Про Андропова объявили десятого февраля в одиннадцать утра.

Мы в это время были в мастерской, и радио в мастерской висит над верстаком Мещерякова, и оно у нас работает всегда, потому что выключатель сломан с семьдесят девятого года.

Сначала пошла музыка.

Музыка шла с утра, и никто на неё не обратил внимания, потому что мы работали, а музыка по радио идёт всегда.

Потом стало понятно, какая это музыка.

Первым понял Мещеряков — ему восемьдесят один, и он это слышал уже трижды, — и он выпрямился у станка.

— Мужики.

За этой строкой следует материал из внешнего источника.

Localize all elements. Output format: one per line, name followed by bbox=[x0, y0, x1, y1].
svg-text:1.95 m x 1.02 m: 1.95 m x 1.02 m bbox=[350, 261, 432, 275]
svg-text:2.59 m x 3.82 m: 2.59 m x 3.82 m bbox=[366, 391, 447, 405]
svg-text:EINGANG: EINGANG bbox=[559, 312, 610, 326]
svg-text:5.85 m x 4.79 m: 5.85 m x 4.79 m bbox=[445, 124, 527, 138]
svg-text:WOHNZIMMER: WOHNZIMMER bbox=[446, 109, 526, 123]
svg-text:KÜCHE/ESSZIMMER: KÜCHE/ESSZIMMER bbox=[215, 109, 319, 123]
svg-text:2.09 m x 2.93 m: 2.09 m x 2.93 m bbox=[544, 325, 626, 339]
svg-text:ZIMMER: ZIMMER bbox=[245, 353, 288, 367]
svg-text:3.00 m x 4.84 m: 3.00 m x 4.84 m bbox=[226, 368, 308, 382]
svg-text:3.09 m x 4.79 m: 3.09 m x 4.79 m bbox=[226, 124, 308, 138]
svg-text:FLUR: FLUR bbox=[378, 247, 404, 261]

Кто-то помер.

Мастерская остановилась.

Все, кто там был, человек двенадцать, побросали работу и подошли к радио, и стояли вокруг верстака минут двадцать, пока не объявили.

Слушали молча.

Когда объявили, тоже помолчали, и потом Дудник посчитал вслух:

— Пятнадцать месяцев.

— Чего пятнадцать?

— Он пятнадцать месяцев был.

Стали считать и насчитали пятнадцать: с ноября восемьдесят второго по февраль восемьдесят четвёртого.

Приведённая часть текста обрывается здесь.